FAUVE – TUNNEL & Extrait Chapitre 6 « Partir ».

Un petit parallèle entre deux univers :

Paroles FAUVE – TUNNEL

« On a parfois le cœur soulevé par la sauvagerie du monde. On est écœuré par la montée de nouvelles tyrannies, le raffinement des anciennes, par les mensonges, l’odeur du fumier dans les villes et l’horreur qui pèse sur tous nos lendemains.

On s’engloutit alors dans un sombre désespoir. On a peur, on a honte et on est triste d’être humain. On réclame en pleurant une naissance nouvelle ou du moins l’admission par baptême dans une nouvelle confrérie.

Mais on redoute de ne pouvoir obtenir ni l’une ni l’autre. Que le monde refuse de s’arrêter pour nous. Et qu’on ne peut que le quitter d’un bond, pour plonger dans une douteuse éternité.

Notre foyer lui-même nous semble hostile, comme si tous les talismans qui définissaient notre identité s’étaient retournés contre nous. On se sent déchiré, mis en pièces et en morceaux. On comprend alors avec terreur que si on ne peut pas s’asseoir pour réunir ces morceaux et les assembler à nouveau, on va devenir fou.

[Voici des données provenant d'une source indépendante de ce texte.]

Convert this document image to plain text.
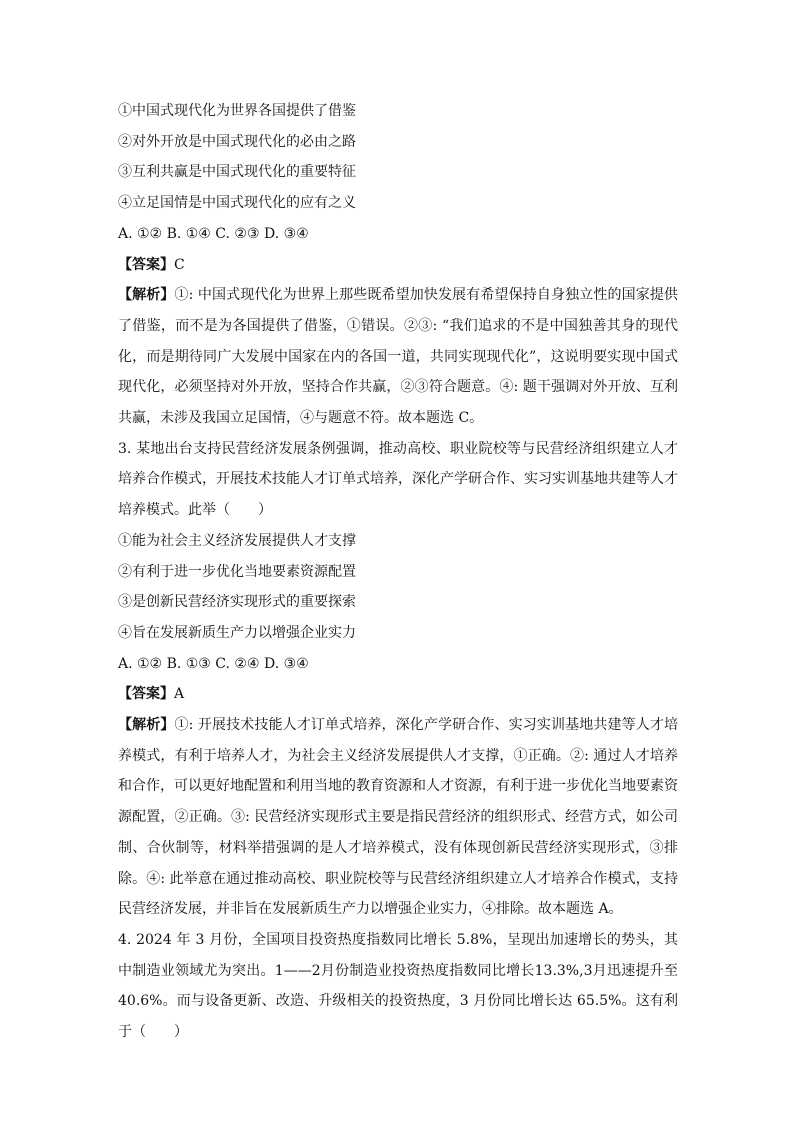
①中国式现代化为世界各国提供了借鉴
②对外开放是中国式现代化的必由之路
③互利共赢是中国式现代化的重要特征
④立足国情是中国式现代化的应有之义
A. ①② B. ①④ C. ②③ D. ③④
【答案】C
【解析】①: 中国式现代化为世界上那些既希望加快发展有希望保持自身独立性的国家提供了借鉴，而不是为各国提供了借鉴，①错误。②③: “我们追求的不是中国独善其身的现代化，而是期待同广大发展中国家在内的各国一道，共同实现现代化”，这说明要实现中国式现代化，必须坚持对外开放，坚持合作共赢，②③符合题意。④: 题干强调对外开放、互利共赢，未涉及我国立足国情，④与题意不符。故本题选 C。
3. 某地出台支持民营经济发展条例强调，推动高校、职业院校等与民营经济组织建立人才培养合作模式，开展技术技能人才订单式培养，深化产学研合作、实习实训基地共建等人才培养模式。此举（　　）
①能为社会主义经济发展提供人才支撑
②有利于进一步优化当地要素资源配置
③是创新民营经济实现形式的重要探索
④旨在发展新质生产力以增强企业实力
A. ①② B. ①③ C. ②④ D. ③④
【答案】A
【解析】①: 开展技术技能人才订单式培养，深化产学研合作、实习实训基地共建等人才培养模式，有利于培养人才，为社会主义经济发展提供人才支撑，①正确。②: 通过人才培养和合作，可以更好地配置和利用当地的教育资源和人才资源，有利于进一步优化当地要素资源配置，②正确。③: 民营经济实现形式主要是指民营经济的组织形式、经营方式，如公司制、合伙制等，材料举措强调的是人才培养模式，没有体现创新民营经济实现形式，③排除。④: 此举意在通过推动高校、职业院校等与民营经济组织建立人才培养合作模式，支持民营经济发展，并非旨在发展新质生产力以增强企业实力，④排除。故本题选 A。
4. 2024 年 3 月份，全国项目投资热度指数同比增长 5.8%，呈现出加速增长的势头，其中制造业领域尤为突出。1——2月份制造业投资热度指数同比增长13.3%,3月迅速提升至40.6%。而与设备更新、改造、升级相关的投资热度，3 月份同比增长达 65.5%。这有利于（　　）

Mais parfois se produit pourtant une manière d’événement mystérieux et éblouissant, qu’on contemple encore longtemps après avec un émerveillement mêlé du respect qu’impose le sacré. »

FAUVE

 

EXTRAIT CHAPITRE 6 du second roman en cours d’écriture :

Partir. Une question perpétuelle qui s’invite alors dès le lever du jour et ressurgit quand le sommeil maltraite nos nerfs. Une rengaine qui toque à la porte chaque fois que l’on égare les raisons de rester ici, et surtout lorsque l’on a tout perdu. En voilà donc des prétextes : quand l’amour nous a tué de sang-froid, quand nos proches sont partis rejoindre le clan des disparus, quand notre précieux CDI a été rongé par les impératifs économiques. On se projette alors dans des paysages coloriés aux pastels, libre de ses faits et gestes et livrés à soi-même. Pourtant, si nous en sommes tous venu à se poser la question un jour, c’est parce que cette idée vérace est une réponse pulsionnelle à notre monde. Plus qu’une solution, elle est une urgence. Et si l’on doit encore la justifier aux yeux des autres à l’heure où notre système dévisage les choix déraisonnés, c’est parce que nous sommes déconnectés.
Déconnectés du temps, de la virtuosité de l’Homme à pourchasser ses buts, de la surprise et méprisée notion d’évolution.
Contrairement à nos illustres ancêtres, eux qui vomiraient notre léthargie chronique, notre monde est figé. La faute à cette victoire capitaliste que personne ne remet en question, à cette idéologie que chacun prend pour acquise, à cette atonie qui sèche nos actes de responsabilité. Voila donc ce qui nous pousse à hisser les voiles, cette absence douloureuse de marge de manœuvre. On décèle alors dans cette notion de « Partir » un moyen de contrecarrer cette finalité qui nous crève. Face à un monde qui ne se remet plus en cause, on part dénicher ailleurs ces remises en question capables de nous percer les yeux. On y entrevoit alors cette lueur infime de retrouver cette réflexion divine que l’Homme a réussi à développer tout au long de son existence, le tout dans un jardin lointain saturé d’espoir.